1. From DDPM to straight-line flow
Vanilla diffusion recap:
Forward: \(x_0 \to x_T\) by adding Gaussian noise.
Reverse: lean a denoiser \(\varepsilon_{\theta}\) and integrate stochastically back.
Rectified flow twist:
Instead of waddling through ever-changing noise scales, we connect every data point straight to its own noise sample and learn a deterministic ODE that follows that line:
\[x(t) = (1 - t) \, x_0 + t z, \quad z \sim \mathcal{N}(0, I), \quad t \in [0, 1].\]
The target velocity is the analytic derivative of that line:
\[\underbrace{\dot{x}(t)}_{\text{“ground-truth” flow}} = z - x_0.\]
Training is just MSE: shove $(x(t),t)$ into a network \(f_{\theta}\) and make it spit out \(z - x_0\). No variance schedule, no KLs.
Why it matters: the optimal transport path is already straight, so at inference you can integrate the learned ODE with ~8-16 Euler steps and still beat 50-step DDPMs on FID. That’s the “rectified” part: we made crooked score trajectories straight.
2. Probability-flow ODE ↔ rectified flow
The probability flow ODE is the deterministic sibling of diffusion sampling. Rectified flow learns that deterministic field directly instead of first learning scores and then converting to them. So the math pipeline is shorter:
DDPM: learn score → build prob-flow ODE → integrate
Rectified: learn prob-flow ODE directly → integrate
Less indirection = faster convergence + fewer inference steps.
3. Enter the Rectified-Flow Transformer (RFT)
Picture a ViT strapped to an ODE-solver:
Patchify the VAE latent (8×8 or 16×16 windows).
Time token $t$ gets its own embedding; add to every patch embedding.
Dual-modality attention if you’re conditioning on text—separate QKV weights for image/text tokens so text can attend back.
Output is the velocity field \(f_{\theta}(x,t)\).
Functional differences from DiT:
| DiT (diffusion) | RFT |
| Predicts noise \(\varepsilon\) or data \(\mathbf{x}_0\) | Predicts velocity along a straight path. |
| Needs variance schedule (\(\beta-t\) schedule). | Schedule-free (just \(t \sim U[0,1]\)) |
| 20-100 sampler steps typical. | 4-16 Euler / DPM steps typical. |
4. Quick-start mental model
Analogy: Think of DDPM as hiking down a twisty mountain trail in fog with random gusts (stochastic). Rectified flow bulldozes a zip-line straight from submit to base; you just slide deterministically.

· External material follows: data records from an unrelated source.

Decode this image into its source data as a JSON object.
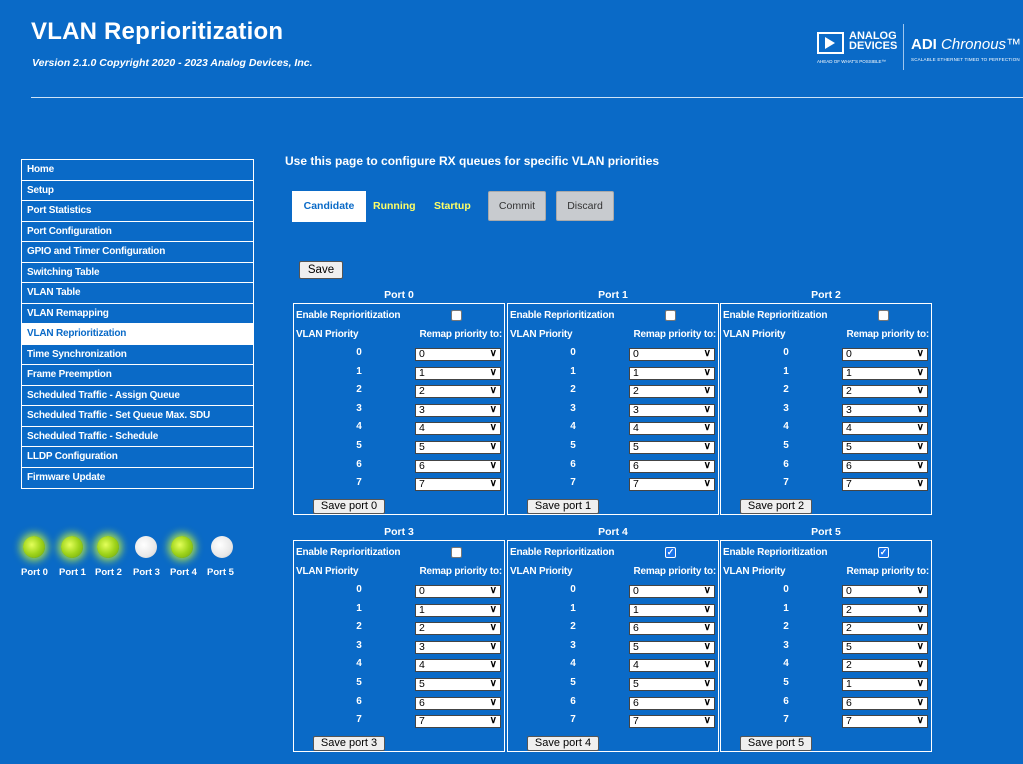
{
  "header": {
    "title": "VLAN Reprioritization",
    "version": "Version 2.1.0 Copyright 2020 - 2023 Analog Devices, Inc.",
    "logo_adi_line1": "ANALOG",
    "logo_adi_line2": "DEVICES",
    "logo_adi_tagline": "AHEAD OF WHAT'S POSSIBLE™",
    "logo_chronous_bold": "ADI",
    "logo_chronous_italic": "Chronous™",
    "logo_chronous_tagline": "SCALABLE ETHERNET TIMED TO PERFECTION"
  },
  "sidebar": {
    "items": [
      {
        "label": "Home"
      },
      {
        "label": "Setup"
      },
      {
        "label": "Port Statistics"
      },
      {
        "label": "Port Configuration"
      },
      {
        "label": "GPIO and Timer Configuration"
      },
      {
        "label": "Switching Table"
      },
      {
        "label": "VLAN Table"
      },
      {
        "label": "VLAN Remapping"
      },
      {
        "label": "VLAN Reprioritization",
        "active": true
      },
      {
        "label": "Time Synchronization"
      },
      {
        "label": "Frame Preemption"
      },
      {
        "label": "Scheduled Traffic - Assign Queue"
      },
      {
        "label": "Scheduled Traffic - Set Queue Max. SDU"
      },
      {
        "label": "Scheduled Traffic - Schedule"
      },
      {
        "label": "LLDP Configuration"
      },
      {
        "label": "Firmware Update"
      }
    ]
  },
  "port_leds": [
    {
      "label": "Port 0",
      "state": "on"
    },
    {
      "label": "Port 1",
      "state": "on"
    },
    {
      "label": "Port 2",
      "state": "on"
    },
    {
      "label": "Port 3",
      "state": "off"
    },
    {
      "label": "Port 4",
      "state": "on"
    },
    {
      "label": "Port 5",
      "state": "off"
    }
  ],
  "main": {
    "intro": "Use this page to configure RX queues for specific VLAN priorities",
    "tabs": {
      "candidate": "Candidate",
      "running": "Running",
      "startup": "Startup"
    },
    "commit_label": "Commit",
    "discard_label": "Discard",
    "save_label": "Save",
    "enable_label": "Enable Reprioritization",
    "vlan_priority_header": "VLAN Priority",
    "remap_header": "Remap priority to:",
    "priorities": [
      "0",
      "1",
      "2",
      "3",
      "4",
      "5",
      "6",
      "7"
    ]
  },
  "ports": [
    {
      "title": "Port 0",
      "enabled": false,
      "remap": [
        "0",
        "1",
        "2",
        "3",
        "4",
        "5",
        "6",
        "7"
      ],
      "save_label": "Save port 0"
    },
    {
      "title": "Port 1",
      "enabled": false,
      "remap": [
        "0",
        "1",
        "2",
        "3",
        "4",
        "5",
        "6",
        "7"
      ],
      "save_label": "Save port 1"
    },
    {
      "title": "Port 2",
      "enabled": false,
      "remap": [
        "0",
        "1",
        "2",
        "3",
        "4",
        "5",
        "6",
        "7"
      ],
      "save_label": "Save port 2"
    },
    {
      "title": "Port 3",
      "enabled": false,
      "remap": [
        "0",
        "1",
        "2",
        "3",
        "4",
        "5",
        "6",
        "7"
      ],
      "save_label": "Save port 3"
    },
    {
      "title": "Port 4",
      "enabled": true,
      "remap": [
        "0",
        "1",
        "6",
        "5",
        "4",
        "5",
        "6",
        "7"
      ],
      "save_label": "Save port 4"
    },
    {
      "title": "Port 5",
      "enabled": true,
      "remap": [
        "0",
        "2",
        "2",
        "5",
        "2",
        "1",
        "6",
        "7"
      ],
      "save_label": "Save port 5"
    }
  ],
  "colors": {
    "background": "#0a6ac7",
    "accent_text": "#ffff66",
    "led_on": "#9fd41b",
    "led_off": "#e8e8e8"
  }
}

Code-ish snippet (PyTorch-pseudo):
# draw data/noise pair
x0 = next(data_loader)
z = torch.randn_like(x0)
t = torch.rand((batch, 1, 1, 1)) # U[0,1]

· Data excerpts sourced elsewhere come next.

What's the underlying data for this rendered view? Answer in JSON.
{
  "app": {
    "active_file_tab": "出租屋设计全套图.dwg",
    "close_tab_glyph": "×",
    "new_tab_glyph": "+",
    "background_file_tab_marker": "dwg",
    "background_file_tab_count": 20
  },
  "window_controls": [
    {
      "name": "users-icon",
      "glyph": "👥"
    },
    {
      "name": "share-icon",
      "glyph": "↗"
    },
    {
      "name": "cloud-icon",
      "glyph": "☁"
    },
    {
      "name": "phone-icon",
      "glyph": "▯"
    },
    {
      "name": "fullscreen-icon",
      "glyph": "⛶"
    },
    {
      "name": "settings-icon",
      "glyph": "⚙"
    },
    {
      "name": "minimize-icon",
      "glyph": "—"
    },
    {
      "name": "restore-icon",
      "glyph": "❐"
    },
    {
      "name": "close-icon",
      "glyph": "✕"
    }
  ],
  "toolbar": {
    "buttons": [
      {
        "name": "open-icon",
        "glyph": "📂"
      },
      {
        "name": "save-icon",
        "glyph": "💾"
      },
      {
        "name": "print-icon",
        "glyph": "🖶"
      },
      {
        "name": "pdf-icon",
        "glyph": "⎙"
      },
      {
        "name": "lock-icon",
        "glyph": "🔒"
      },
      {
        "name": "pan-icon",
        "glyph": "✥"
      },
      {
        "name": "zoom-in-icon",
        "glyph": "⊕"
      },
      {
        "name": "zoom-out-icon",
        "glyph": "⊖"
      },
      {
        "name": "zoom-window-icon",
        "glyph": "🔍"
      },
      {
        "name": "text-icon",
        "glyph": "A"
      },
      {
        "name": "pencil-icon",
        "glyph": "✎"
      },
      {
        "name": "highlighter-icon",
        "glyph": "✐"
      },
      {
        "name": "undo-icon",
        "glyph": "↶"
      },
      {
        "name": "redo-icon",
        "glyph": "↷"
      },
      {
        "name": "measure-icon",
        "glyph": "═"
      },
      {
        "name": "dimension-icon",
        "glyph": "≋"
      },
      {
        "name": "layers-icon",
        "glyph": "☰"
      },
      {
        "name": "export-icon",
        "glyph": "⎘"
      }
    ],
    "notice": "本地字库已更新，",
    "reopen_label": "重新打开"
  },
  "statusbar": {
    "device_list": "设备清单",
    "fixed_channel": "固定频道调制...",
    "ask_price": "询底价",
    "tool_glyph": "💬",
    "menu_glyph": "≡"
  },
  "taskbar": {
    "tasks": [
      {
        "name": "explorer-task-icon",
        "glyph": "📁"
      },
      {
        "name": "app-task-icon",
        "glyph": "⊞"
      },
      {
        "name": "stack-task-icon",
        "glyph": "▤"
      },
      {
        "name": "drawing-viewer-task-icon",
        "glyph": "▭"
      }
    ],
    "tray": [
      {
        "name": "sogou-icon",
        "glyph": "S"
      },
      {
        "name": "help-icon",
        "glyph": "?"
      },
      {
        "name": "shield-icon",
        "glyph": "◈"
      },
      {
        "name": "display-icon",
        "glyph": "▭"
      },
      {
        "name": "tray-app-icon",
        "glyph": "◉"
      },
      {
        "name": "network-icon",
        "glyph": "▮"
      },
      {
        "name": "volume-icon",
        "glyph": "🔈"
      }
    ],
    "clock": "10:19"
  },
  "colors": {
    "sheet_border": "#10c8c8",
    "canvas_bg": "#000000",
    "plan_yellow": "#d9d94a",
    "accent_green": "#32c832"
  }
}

xt = (1 - t) * x0 + t * z # straight-line mix
v_target = z - x0 # analytic velocity
v_pred = model(xt, t)
loss = ((v_pred - v_target) ** 2).mean()
loss.backward()
At inference:
x = torch.randn_like(x0) # start at pure noise
for step in solver: # e.g., 8 Euler steps
dx = model(x, t)
x += dx * dt
5. Where you might trip
| Concept | Common pitfall | One-liner fix |
| Divergence ≠ volume | Divergence 0 ⇒ incompressible locally, but global vol-preservation needs boundary conditions. | Treat divergence as “no squishing per voxel”, not “global Jacobian = 1”. |
| Patch size vs. pixel art | 64×64 sprites → only 4 patches at 16×16, model may under-attend. | Train LoRA or patch-drop augment so small objects still get love. |
| Video / GIF generation | Naïvely stack frames → attention misses temporal cues. | Encode time as extra dimension (Spatial-Temporal Patches) or treat sheet as big pano and let RFT fill. |